After an incident in 1998 during which a tank collapsed in its petrochemical manufacturing plant in Port Neches, Tex., Huntsman Corp. used a systematic way to investigate the incident and keep it from happening again.
Before this incident, the company had adopted an investigation method developed by System Improvements Inc., Knoxville, Tenn., called TapRooT.
The system is used to find the root cause of an incident. An investigation team analyzes the events that caused the accident and then uses the TapRooT process to find root causes and develop recommendations.
Huntsman estimates that it saved more than $1 million/year by avoiding unplanned events identified in this particular study.
During a 1998 turnaround for the propylene oxide/methyl tertiary butyl ether (MTBE) unit, a large tank collapsed as a result of rapid steam condensation. The steam was being used to prepare the tank for maintenance work.
The rapid condensation occurred when the deluge system was accidentally activated. An electrician had removed a faulty bulb in one of the relays for the deluge system's electrical power supply, which set off the deluge system.
Don Guidry, one of the process safety management coordinators for Huntsman, looked for a systematic way to investigate the incident and to reduce chances of it happening again. He also sought to improve Huntsman's already excellent safety record; that is, reduce the number of accidents with injuries, loss of property, fires, and explosions.
The goal was to investigate and learn how to prevent the recurrence of the collapse of a process tank, which caused severe damage to the tank and required significant replacement costs.

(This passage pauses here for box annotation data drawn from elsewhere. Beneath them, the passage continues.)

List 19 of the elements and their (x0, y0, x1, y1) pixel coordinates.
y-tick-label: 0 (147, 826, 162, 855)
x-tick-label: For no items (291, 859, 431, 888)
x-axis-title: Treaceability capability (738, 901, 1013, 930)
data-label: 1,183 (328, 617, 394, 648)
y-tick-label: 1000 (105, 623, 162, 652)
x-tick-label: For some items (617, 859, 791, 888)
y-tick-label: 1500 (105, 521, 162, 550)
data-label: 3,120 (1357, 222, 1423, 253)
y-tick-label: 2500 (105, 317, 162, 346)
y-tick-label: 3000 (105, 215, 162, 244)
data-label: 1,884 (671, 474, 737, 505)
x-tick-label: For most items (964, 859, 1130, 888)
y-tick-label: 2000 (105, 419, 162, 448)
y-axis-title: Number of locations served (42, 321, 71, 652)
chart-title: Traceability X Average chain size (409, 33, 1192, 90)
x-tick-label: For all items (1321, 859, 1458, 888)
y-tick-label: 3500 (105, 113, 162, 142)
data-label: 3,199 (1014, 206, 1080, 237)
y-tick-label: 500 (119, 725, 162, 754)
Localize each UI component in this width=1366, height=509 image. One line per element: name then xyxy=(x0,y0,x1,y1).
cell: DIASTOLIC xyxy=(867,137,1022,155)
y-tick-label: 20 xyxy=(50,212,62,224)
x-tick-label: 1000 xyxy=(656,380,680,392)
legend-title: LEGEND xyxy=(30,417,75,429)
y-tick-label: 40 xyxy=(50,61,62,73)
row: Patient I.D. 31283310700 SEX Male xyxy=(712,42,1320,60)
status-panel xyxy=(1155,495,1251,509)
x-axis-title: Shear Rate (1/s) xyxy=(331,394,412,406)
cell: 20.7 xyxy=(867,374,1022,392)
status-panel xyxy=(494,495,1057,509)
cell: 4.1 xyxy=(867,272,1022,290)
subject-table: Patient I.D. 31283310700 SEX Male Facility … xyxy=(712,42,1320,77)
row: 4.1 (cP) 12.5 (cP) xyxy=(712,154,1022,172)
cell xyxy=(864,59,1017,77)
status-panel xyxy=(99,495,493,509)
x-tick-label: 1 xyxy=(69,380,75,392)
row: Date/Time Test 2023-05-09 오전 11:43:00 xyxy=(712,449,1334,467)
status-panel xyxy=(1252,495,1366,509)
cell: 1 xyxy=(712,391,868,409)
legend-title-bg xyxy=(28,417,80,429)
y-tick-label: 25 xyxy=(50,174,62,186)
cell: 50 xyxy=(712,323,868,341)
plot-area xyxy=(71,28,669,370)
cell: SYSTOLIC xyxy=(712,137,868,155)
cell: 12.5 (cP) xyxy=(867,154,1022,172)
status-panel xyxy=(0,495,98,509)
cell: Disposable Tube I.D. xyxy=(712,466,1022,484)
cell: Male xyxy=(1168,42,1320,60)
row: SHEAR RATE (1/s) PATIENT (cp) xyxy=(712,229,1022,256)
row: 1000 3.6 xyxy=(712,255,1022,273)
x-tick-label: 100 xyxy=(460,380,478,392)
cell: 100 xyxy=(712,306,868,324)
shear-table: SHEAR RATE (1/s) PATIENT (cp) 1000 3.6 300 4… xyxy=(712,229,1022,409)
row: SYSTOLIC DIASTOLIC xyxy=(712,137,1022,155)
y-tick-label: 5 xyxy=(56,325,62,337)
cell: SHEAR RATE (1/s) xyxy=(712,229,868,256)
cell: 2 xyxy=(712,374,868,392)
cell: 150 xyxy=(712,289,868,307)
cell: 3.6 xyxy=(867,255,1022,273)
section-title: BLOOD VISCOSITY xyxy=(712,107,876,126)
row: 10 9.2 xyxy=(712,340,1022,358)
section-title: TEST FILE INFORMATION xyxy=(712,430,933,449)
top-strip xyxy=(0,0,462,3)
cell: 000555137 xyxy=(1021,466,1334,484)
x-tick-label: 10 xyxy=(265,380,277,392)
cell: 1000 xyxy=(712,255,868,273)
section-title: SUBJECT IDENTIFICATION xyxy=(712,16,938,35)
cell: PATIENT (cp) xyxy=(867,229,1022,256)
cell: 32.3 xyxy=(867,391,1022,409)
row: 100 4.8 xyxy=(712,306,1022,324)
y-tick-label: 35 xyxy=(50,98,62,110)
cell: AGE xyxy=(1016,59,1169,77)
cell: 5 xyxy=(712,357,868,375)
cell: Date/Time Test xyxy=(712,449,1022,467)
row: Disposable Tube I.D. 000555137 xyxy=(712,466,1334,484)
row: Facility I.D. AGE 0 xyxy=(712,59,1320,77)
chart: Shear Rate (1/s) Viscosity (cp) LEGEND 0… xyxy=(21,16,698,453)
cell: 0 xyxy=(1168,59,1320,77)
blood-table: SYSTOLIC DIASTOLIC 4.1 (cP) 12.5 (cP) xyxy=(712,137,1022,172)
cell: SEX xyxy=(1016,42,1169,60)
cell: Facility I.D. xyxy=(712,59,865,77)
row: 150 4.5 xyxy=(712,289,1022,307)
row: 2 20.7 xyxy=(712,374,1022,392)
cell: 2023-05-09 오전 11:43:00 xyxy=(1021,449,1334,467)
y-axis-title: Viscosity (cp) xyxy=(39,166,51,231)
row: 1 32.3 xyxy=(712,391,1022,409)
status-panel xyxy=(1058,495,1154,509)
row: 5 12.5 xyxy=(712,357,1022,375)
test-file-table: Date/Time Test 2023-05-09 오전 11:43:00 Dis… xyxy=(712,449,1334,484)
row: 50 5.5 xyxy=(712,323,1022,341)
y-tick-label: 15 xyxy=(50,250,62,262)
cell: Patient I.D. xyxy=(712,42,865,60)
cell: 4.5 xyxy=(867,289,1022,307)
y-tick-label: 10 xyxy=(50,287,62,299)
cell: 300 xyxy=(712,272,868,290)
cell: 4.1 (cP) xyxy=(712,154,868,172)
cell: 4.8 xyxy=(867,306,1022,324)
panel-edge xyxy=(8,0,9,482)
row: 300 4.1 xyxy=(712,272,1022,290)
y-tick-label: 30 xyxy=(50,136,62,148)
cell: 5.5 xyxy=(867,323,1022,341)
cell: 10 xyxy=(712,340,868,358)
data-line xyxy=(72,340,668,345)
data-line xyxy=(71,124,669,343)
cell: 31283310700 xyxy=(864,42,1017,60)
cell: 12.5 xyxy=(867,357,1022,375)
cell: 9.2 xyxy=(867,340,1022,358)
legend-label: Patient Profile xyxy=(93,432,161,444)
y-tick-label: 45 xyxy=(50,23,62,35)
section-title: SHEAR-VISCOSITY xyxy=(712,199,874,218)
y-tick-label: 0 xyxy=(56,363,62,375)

All participants in the investigation process must be trained. Guidry, a TapRooT-trained facilitator and instructor, led the investigation. His first step was to teach the designated team how to conduct an investigation.
To save time, Guidry decided to use the lunch hour, with lunch catered, to conduct meetings. This reduced interruptions to the turnaround.
The investigation of the tank incident took four sessions, 1 to 3 days apart--a total of 9 hr. The efficiency of the investigation process was essential. The investigation was conducted while turnaround activities were taking place and thus had to compete with turnaround resources.
Also, the schedule had allotted only 2 weeks for repairs on this tank, and the scope of additional work was limited until the recommendations from the investigation were complete. According to Guidry, the investigation had a minimal impact on the operations and maintenance organizations.
As a result of the meeting, the team developed corrective actions to prevent the incident from recurring.
TapRooT uncovered an interesting problem about the thoughts and work processes of plant personnel. There was a reluctance on the part of plant personnel to remove any safeguard from service. In this particular incident, workers were reluctant to disable the deluge system when the tank was serviced.
In one of many branches of reasoning, had the deluge system been turned off, the tank would not have collapsed. The team outlined a decision-making process to decide when a safeguard should be disabled.
This was developed into a checklist for taking systems out of service. The checklist addressed the effects of safeguards that will be left in service, the hazards posed by safeguards left in service, and if a safeguard is to be taken out of service, the process and timing to do so.
Guidry believes this would not have been identified had the investigation system not been used. He said, "TapRooT helps us do the most logical thing in a quick unequivocal manner. We may not like the results--it may point a finger directly at me--but it's the right answer in most of the cases we've looked at."
How TapRooT works
The purpose of TapRooT, as its name says, is to perform a root-cause analysis. Among other techniques, two core-incident investigation techniques are used: Events and Causal Factors (E&CF) charting and the TapRooT Root Cause Tree.
Interviewing is a key source of information in these analyses. Through the use of a very simple checklist, the investigation process breaks down the problem into fractions to lead to a conclusion.
Although at one time the analysis was done on the board, software streamlines the analysis today. The software has a friendly user interface, and a draft report can be completed 5 min after the study is done.
Guidry estimates that the investigation system saves his company several million dollars/year. He bases his estimates on the elimination of expensive and dangerous unplanned events during maintenance.
At the first meeting, the team draws the first E&CF chart to understand the incident better. An example of an E&CF chart drawn for this article is shown in Fig. 1. After creating the E&CF chart, the team uses the TapRooT Root Cause Tree to follow causes down to their root causes.
Initial causes fall in one of four categories: human performance difficulty, equipment difficulty, natural phenomenon/sabotage, and other. In the end, root causes are chosen from the following basic cause categories:
- Quality control
- Management system
- Human engineering
- Immediate supervision.
These basic causes are further divided into more-specific causes.
Today, Huntsman has two employees who are certified TapRooT instructors and plans to certify another one this year.